3. SuzukI Vitara 1.6 DDiS 4×4 / 413 Puan
+ Canlı motor; cep dostu düşük tüketim (5.4 lt/100 km); başarılı süspansiyon
– Vasat kalite hissi; gevşek vites geçişleri; kaba çalışan dizel motor; testin en uzun fren mesafeleri
Suzuki ve modern zamanlar mı? 4.20 m’lik Vitara ile Japon markanın sevilen mini-SUV sınıfına giriş yaptığı kesin. Ancak bu dinamik çizgilere sahip aracın aşırı beğeni toplayacağını düşünmüyoruz. Vasat işçilik ve hoş görünmeyen plastik yüzeyler “eski” bir etki bırakıyor, multimedya sistemi sonradan taktırılmış gibi hissettiriyor, kaba çalışan dizel motor da geçmişin havasını taşıyor. Yazık, çünkü 120 HP’lik güç gayet iyi bir rakam. Uzun tutulmuş vites yolları 0-100 km/s hızlanma süresini uzatsa da, 320 Nm’lik yüksek tork sollama manevralarında gayet iyi esneklik değerleri sağlıyor. Aşırı yumuşak süspansiyon, dinamizm kelimesinin Vitara’nın sözlüğünden çıkartılmasını gerektiriyor.
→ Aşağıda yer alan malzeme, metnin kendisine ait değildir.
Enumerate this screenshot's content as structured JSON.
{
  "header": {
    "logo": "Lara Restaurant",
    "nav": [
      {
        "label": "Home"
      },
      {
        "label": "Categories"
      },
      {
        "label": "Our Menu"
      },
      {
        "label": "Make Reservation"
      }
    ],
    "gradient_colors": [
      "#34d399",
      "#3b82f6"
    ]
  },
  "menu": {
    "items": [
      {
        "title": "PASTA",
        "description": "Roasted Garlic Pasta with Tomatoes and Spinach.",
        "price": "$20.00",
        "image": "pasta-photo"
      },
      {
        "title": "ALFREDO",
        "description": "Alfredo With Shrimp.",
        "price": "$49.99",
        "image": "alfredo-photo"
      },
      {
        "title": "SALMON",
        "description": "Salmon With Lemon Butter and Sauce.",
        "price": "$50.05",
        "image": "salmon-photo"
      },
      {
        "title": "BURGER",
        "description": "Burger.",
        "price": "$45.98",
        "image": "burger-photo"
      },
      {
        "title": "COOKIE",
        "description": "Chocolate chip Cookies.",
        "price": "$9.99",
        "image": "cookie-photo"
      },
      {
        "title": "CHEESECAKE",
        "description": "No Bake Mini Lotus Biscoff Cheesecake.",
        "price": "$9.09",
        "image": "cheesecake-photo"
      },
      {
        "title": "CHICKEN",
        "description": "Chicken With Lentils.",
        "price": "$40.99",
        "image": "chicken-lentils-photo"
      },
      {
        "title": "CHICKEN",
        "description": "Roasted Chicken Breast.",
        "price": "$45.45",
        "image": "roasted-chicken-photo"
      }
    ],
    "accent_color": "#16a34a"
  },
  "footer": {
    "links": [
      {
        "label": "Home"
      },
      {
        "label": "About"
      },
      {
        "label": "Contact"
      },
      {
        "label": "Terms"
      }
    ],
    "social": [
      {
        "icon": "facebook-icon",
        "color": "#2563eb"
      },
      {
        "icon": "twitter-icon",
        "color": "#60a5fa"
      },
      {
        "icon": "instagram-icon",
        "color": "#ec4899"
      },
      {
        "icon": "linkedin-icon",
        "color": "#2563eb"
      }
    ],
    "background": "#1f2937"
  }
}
Konforlu sürüşler sunan Vitara, sadece iyice bozuk zeminlerde vuruntu sesleri üretiyor.
2. Mazda CX-3 SKYACTIV-D 105 AWD / 415 Puan
+ Sessiz ve sarsıntısız çalışan motor; atak sürüş özellikleri; makul fiyatlar; aşırı direkt vitesler
– Çok küçük arka kısım; bozuk zeminlerde çok azalan yol konforu; vasat koltuklar
Bu Mazda kesinlikle canlı bir araç. Hem de CX-3 Skyactiv-D’nin 105 HP’lik gücüyle karşılaştırmanın en zayıf motoruna sahip olmasına rağmen. Bunu sağlayansa hafif üretim teknikleri: 1339 kg ile CX-3, karşılaştırmanın en hafif aracı. Bu da 10.9 sn içinde 100 km/s’ye ulaşmasını sağlıyor. Bu sırada vitesler yuvalarında neredeyse kendi kendisine kayıyormuş gibi hissettiriyor, motorsa harika bir sessizlik sunuyor. 1.5 lt’lik makine bu sayede test ekibindeki herkesin beğenisini kazandı. Süspansiyon ve sürüş özellikleri de dinamizm odaklı. İlk anda insanın hoşuna giden bu özellik, ilk 100 km’nin ardından canınızı sıkmaya başlıyor: Kısa zemin darbelerini aşırı sert karşılıyor ve arka akstan bolca vuruntu sesi geliyor. Tüm bunlara küçük ve ince dolgulu koltuklarla, oturma yeri yerine ek bagaj alanı olarak kullanılmaya daha uygun olan ikinci koltuk sırası da ekleniyor.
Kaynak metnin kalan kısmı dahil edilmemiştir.